China is one of the few countries in the world to practice monetary policy easing as much of the world tightens to fight inflation. This opened the window for investment opportunities in China that advisers might currently be ignoring, particularly in bonds.

Brendan Ahern, CIO of KraneShares, recently appeared on an episode of the Animal Spirits podcast “Speak Your Book: Investing in Chinahosted by Michael Batnick, CFA and Managing Partner at Ritholtz Wealth Management, and Ben Carlson, CFA, Director, Institutional Asset Management at Ritholtz Wealth Management, to discuss China markets, politics and performance.

Foreign investment in China fell dramatically last year as the world’s second-largest economy by nominal GDP embarked on sweeping reforms and regulations spanning multiple sectors, with a focus on the technology sector. The tech sector in China, like the United States, is home to some of the largest and fastest growing companies, but a steady hammering of Chinese government reforms starting last summer has caused an exponential increase in regulatory risk for the sector and pushed some of the foreign investors away.

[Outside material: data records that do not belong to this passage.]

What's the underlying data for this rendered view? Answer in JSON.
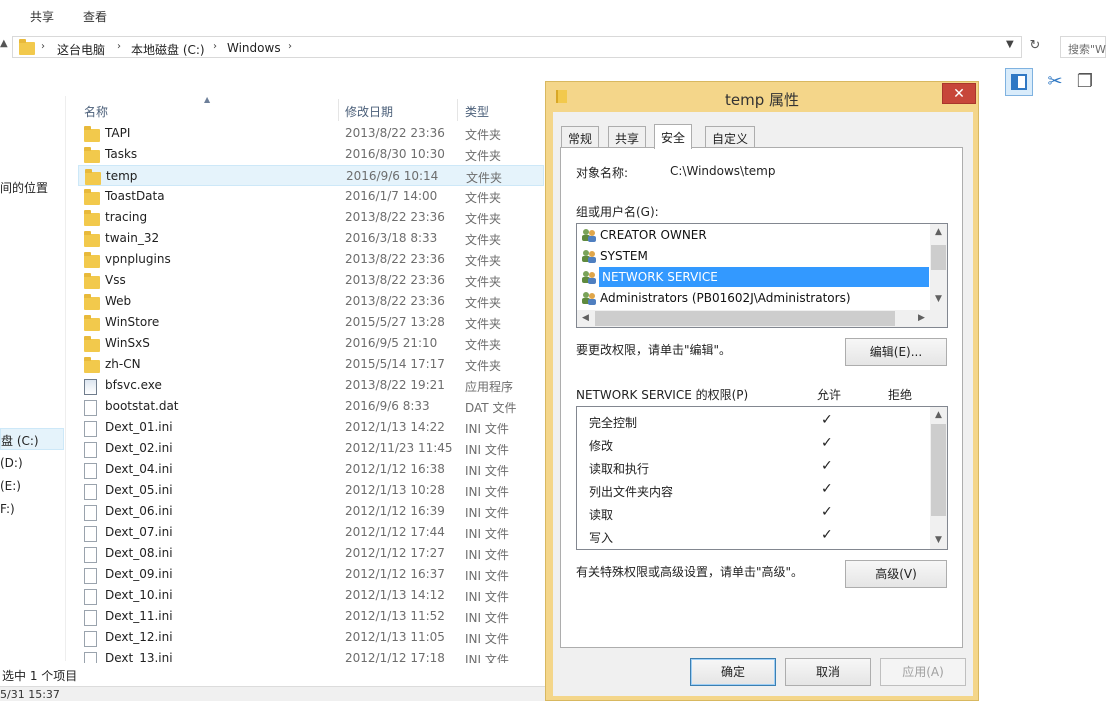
{
  "ribbon": {
    "tabs": [
      "共享",
      "查看"
    ]
  },
  "address": {
    "crumbs": [
      "这台电脑",
      "本地磁盘 (C:)",
      "Windows"
    ],
    "search_placeholder": "搜索\"W"
  },
  "nav": {
    "items": [
      "间的位置",
      "盘 (C:)",
      "(D:)",
      "(E:)",
      "F:)"
    ]
  },
  "file_list": {
    "columns": [
      "名称",
      "修改日期",
      "类型"
    ],
    "rows": [
      {
        "name": "TAPI",
        "date": "2013/8/22 23:36",
        "type": "文件夹",
        "kind": "folder"
      },
      {
        "name": "Tasks",
        "date": "2016/8/30 10:30",
        "type": "文件夹",
        "kind": "folder"
      },
      {
        "name": "temp",
        "date": "2016/9/6 10:14",
        "type": "文件夹",
        "kind": "folder",
        "selected": true
      },
      {
        "name": "ToastData",
        "date": "2016/1/7 14:00",
        "type": "文件夹",
        "kind": "folder"
      },
      {
        "name": "tracing",
        "date": "2013/8/22 23:36",
        "type": "文件夹",
        "kind": "folder"
      },
      {
        "name": "twain_32",
        "date": "2016/3/18 8:33",
        "type": "文件夹",
        "kind": "folder"
      },
      {
        "name": "vpnplugins",
        "date": "2013/8/22 23:36",
        "type": "文件夹",
        "kind": "folder"
      },
      {
        "name": "Vss",
        "date": "2013/8/22 23:36",
        "type": "文件夹",
        "kind": "folder"
      },
      {
        "name": "Web",
        "date": "2013/8/22 23:36",
        "type": "文件夹",
        "kind": "folder"
      },
      {
        "name": "WinStore",
        "date": "2015/5/27 13:28",
        "type": "文件夹",
        "kind": "folder"
      },
      {
        "name": "WinSxS",
        "date": "2016/9/5 21:10",
        "type": "文件夹",
        "kind": "folder"
      },
      {
        "name": "zh-CN",
        "date": "2015/5/14 17:17",
        "type": "文件夹",
        "kind": "folder"
      },
      {
        "name": "bfsvc.exe",
        "date": "2013/8/22 19:21",
        "type": "应用程序",
        "kind": "exe"
      },
      {
        "name": "bootstat.dat",
        "date": "2016/9/6 8:33",
        "type": "DAT 文件",
        "kind": "file"
      },
      {
        "name": "Dext_01.ini",
        "date": "2012/1/13 14:22",
        "type": "INI 文件",
        "kind": "file"
      },
      {
        "name": "Dext_02.ini",
        "date": "2012/11/23 11:45",
        "type": "INI 文件",
        "kind": "file"
      },
      {
        "name": "Dext_04.ini",
        "date": "2012/1/12 16:38",
        "type": "INI 文件",
        "kind": "file"
      },
      {
        "name": "Dext_05.ini",
        "date": "2012/1/13 10:28",
        "type": "INI 文件",
        "kind": "file"
      },
      {
        "name": "Dext_06.ini",
        "date": "2012/1/12 16:39",
        "type": "INI 文件",
        "kind": "file"
      },
      {
        "name": "Dext_07.ini",
        "date": "2012/1/12 17:44",
        "type": "INI 文件",
        "kind": "file"
      },
      {
        "name": "Dext_08.ini",
        "date": "2012/1/12 17:27",
        "type": "INI 文件",
        "kind": "file"
      },
      {
        "name": "Dext_09.ini",
        "date": "2012/1/12 16:37",
        "type": "INI 文件",
        "kind": "file"
      },
      {
        "name": "Dext_10.ini",
        "date": "2012/1/13 14:12",
        "type": "INI 文件",
        "kind": "file"
      },
      {
        "name": "Dext_11.ini",
        "date": "2012/1/13 11:52",
        "type": "INI 文件",
        "kind": "file"
      },
      {
        "name": "Dext_12.ini",
        "date": "2012/1/13 11:05",
        "type": "INI 文件",
        "kind": "file"
      },
      {
        "name": "Dext_13.ini",
        "date": "2012/1/12 17:18",
        "type": "INI 文件",
        "kind": "file"
      }
    ]
  },
  "status": {
    "selection": "选中 1 个项目",
    "bottom_text": "5/31 15:37"
  },
  "dialog": {
    "title": "temp 属性",
    "close_glyph": "✕",
    "tabs": [
      "常规",
      "共享",
      "安全",
      "自定义"
    ],
    "active_tab": "安全",
    "object_label": "对象名称:",
    "object_value": "C:\\Windows\\temp",
    "group_label": "组或用户名(G):",
    "users": [
      "CREATOR OWNER",
      "SYSTEM",
      "NETWORK SERVICE",
      "Administrators (PB01602J\\Administrators)"
    ],
    "selected_user": "NETWORK SERVICE",
    "edit_hint": "要更改权限，请单击\"编辑\"。",
    "edit_button": "编辑(E)...",
    "perm_title": "NETWORK SERVICE 的权限(P)",
    "allow_label": "允许",
    "deny_label": "拒绝",
    "permissions": [
      {
        "name": "完全控制",
        "allow": "✓"
      },
      {
        "name": "修改",
        "allow": "✓"
      },
      {
        "name": "读取和执行",
        "allow": "✓"
      },
      {
        "name": "列出文件夹内容",
        "allow": "✓"
      },
      {
        "name": "读取",
        "allow": "✓"
      },
      {
        "name": "写入",
        "allow": "✓"
      }
    ],
    "advanced_hint": "有关特殊权限或高级设置，请单击\"高级\"。",
    "advanced_button": "高级(V)",
    "ok_button": "确定",
    "cancel_button": "取消",
    "apply_button": "应用(A)"
  },
  "colors": {
    "dialog_frame": "#f4d68a",
    "selection": "#3399ff",
    "close": "#c7463a"
  }
}
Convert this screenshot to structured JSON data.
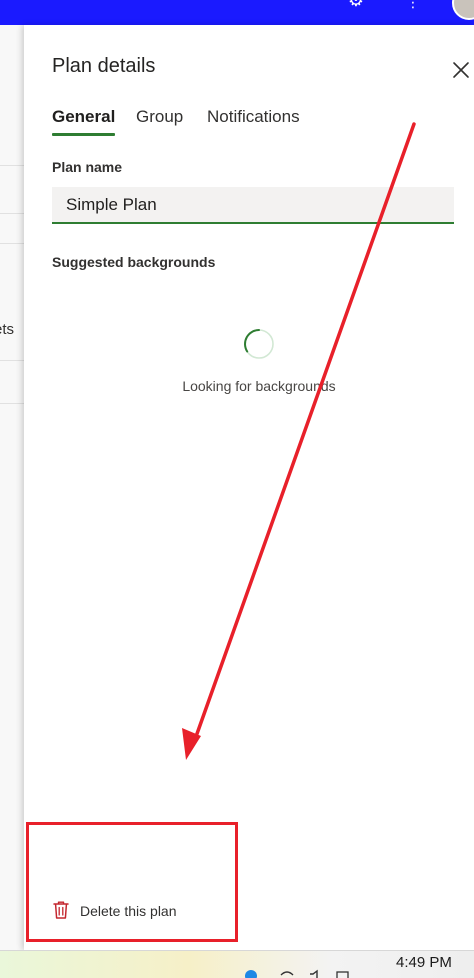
{
  "panel": {
    "title": "Plan details",
    "tabs": [
      {
        "label": "General",
        "active": true
      },
      {
        "label": "Group",
        "active": false
      },
      {
        "label": "Notifications",
        "active": false
      }
    ],
    "plan_name_label": "Plan name",
    "plan_name_value": "Simple Plan",
    "suggested_label": "Suggested backgrounds",
    "loading_text": "Looking for backgrounds",
    "delete_label": "Delete this plan"
  },
  "background_page": {
    "partial_text": "ets"
  },
  "taskbar": {
    "clock": "4:49 PM"
  },
  "colors": {
    "app_bar": "#1a1aff",
    "accent": "#2e7d32",
    "annotation": "#e8202a",
    "delete_icon": "#c4262e"
  },
  "icons": {
    "settings": "gear-icon",
    "more": "more-vertical-icon",
    "close": "close-icon",
    "delete": "trash-icon",
    "loading": "spinner-icon"
  }
}
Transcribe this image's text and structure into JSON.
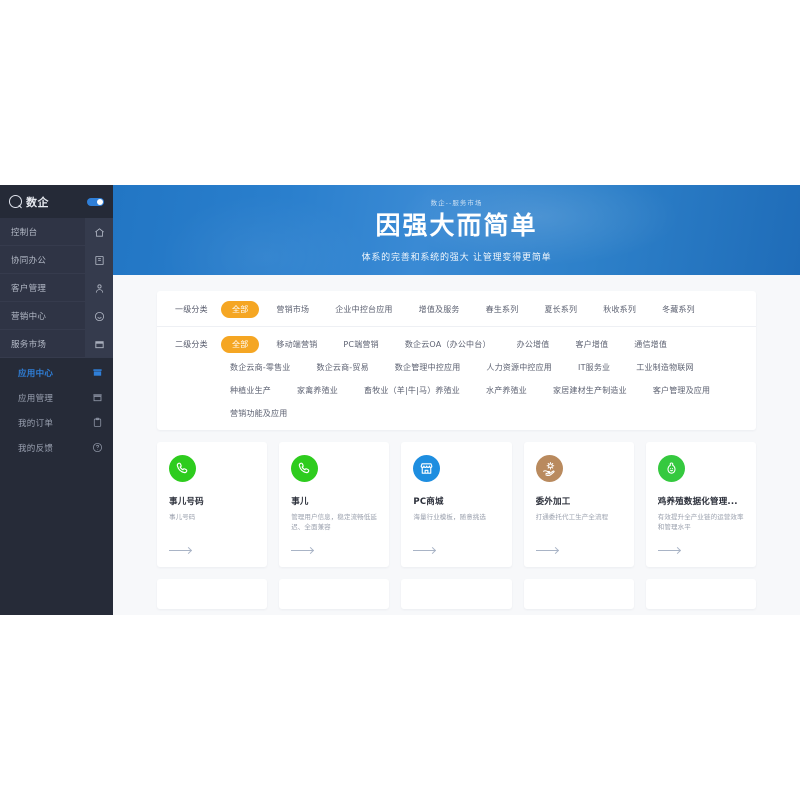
{
  "sidebar": {
    "logo": {
      "text": "数企",
      "mark_icon": "magnifier-logo-icon"
    },
    "toggle": {
      "name": "sidebar-collapse-toggle",
      "state": "on"
    },
    "items": [
      {
        "label": "控制台",
        "icon": "home-icon",
        "caret": ""
      },
      {
        "label": "协同办公",
        "icon": "document-icon",
        "caret": "‹"
      },
      {
        "label": "客户管理",
        "icon": "user-icon",
        "caret": "‹"
      },
      {
        "label": "营销中心",
        "icon": "smiley-icon",
        "caret": "‹"
      },
      {
        "label": "服务市场",
        "icon": "shop-icon",
        "caret": "⌄"
      }
    ],
    "subitems": [
      {
        "label": "应用中心",
        "icon": "shop-filled-icon",
        "active": true
      },
      {
        "label": "应用管理",
        "icon": "shop-outline-icon",
        "active": false
      },
      {
        "label": "我的订单",
        "icon": "clipboard-icon",
        "active": false
      },
      {
        "label": "我的反馈",
        "icon": "question-circle-icon",
        "active": false
      }
    ]
  },
  "hero": {
    "kicker": "数企--服务市场",
    "title": "因强大而简单",
    "subtitle": "体系的完善和系统的强大  让管理变得更简单"
  },
  "filters": {
    "primary": {
      "label": "一级分类",
      "tags": [
        "全部",
        "营销市场",
        "企业中控台应用",
        "增值及服务",
        "春生系列",
        "夏长系列",
        "秋收系列",
        "冬藏系列"
      ],
      "selected": "全部"
    },
    "secondary": {
      "label": "二级分类",
      "tags": [
        "全部",
        "移动端营销",
        "PC端营销",
        "数企云OA（办公中台）",
        "办公增值",
        "客户增值",
        "通信增值",
        "数企云商-零售业",
        "数企云商-贸易",
        "数企管理中控应用",
        "人力资源中控应用",
        "IT服务业",
        "工业制造物联网",
        "种植业生产",
        "家禽养殖业",
        "畜牧业（羊|牛|马）养殖业",
        "水产养殖业",
        "家居建材生产制造业",
        "客户管理及应用",
        "营销功能及应用"
      ],
      "selected": "全部"
    }
  },
  "cards": [
    {
      "title": "事儿号码",
      "desc": "事儿号码",
      "icon": "phone-icon",
      "icon_color": "#2ecc1e",
      "arrow": "arrow-right-icon"
    },
    {
      "title": "事儿",
      "desc": "管理用户信息，稳定流畅低延迟、全面兼容",
      "icon": "phone-icon",
      "icon_color": "#2ecc1e",
      "arrow": "arrow-right-icon"
    },
    {
      "title": "PC商城",
      "desc": "海量行业模板，随意挑选",
      "icon": "storefront-icon",
      "icon_color": "#1e8ee0",
      "arrow": "arrow-right-icon"
    },
    {
      "title": "委外加工",
      "desc": "打通委托代工生产全流程",
      "icon": "hand-gear-icon",
      "icon_color": "#b98a5e",
      "arrow": "arrow-right-icon"
    },
    {
      "title": "鸡养殖数据化管理...",
      "desc": "有效提升全产业链的运营效率和管理水平",
      "icon": "chicken-icon",
      "icon_color": "#35c93f",
      "arrow": "arrow-right-icon"
    }
  ],
  "colors": {
    "accent_orange": "#f5a623",
    "accent_blue": "#2f7fd8",
    "sidebar_bg": "#2a2f3d",
    "sidebar_sub_bg": "#262b38",
    "page_bg": "#f7f8fa"
  }
}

That regulatory risk is supposed to have ended, Ahern believes, and the government has shifted to a policy of monetary easing and support while the government battles a slowing economy. The perception of risk, however, coupled with the geopolitical events surrounding Russia, has led to a schism in how the western world views China versus the perception within its borders.

Ahern explained that there is “this disparity between what foreigners think of China and what people in China think of China, and the Chinese are historically much less pessimistic. And it’s not that they don’t have access to Western media, which is this kind of constant negative media barrage; it’s more, they just don’t buy into it, that they would say the things that really matter are government policy.

The real estate sector is fighting for rapid government aid

The collapse of real estate development giant Evergrande last year continues to have ripple effects on China’s real estate sector and has prompted targeted government support to ensure that partially completed construction projects that have been abandoned for months will be completed. . The real estate support from China’s central banks is part of the broader economic support happening across the economy as the government seeks to stimulate an economy still battling the impacts of COVID.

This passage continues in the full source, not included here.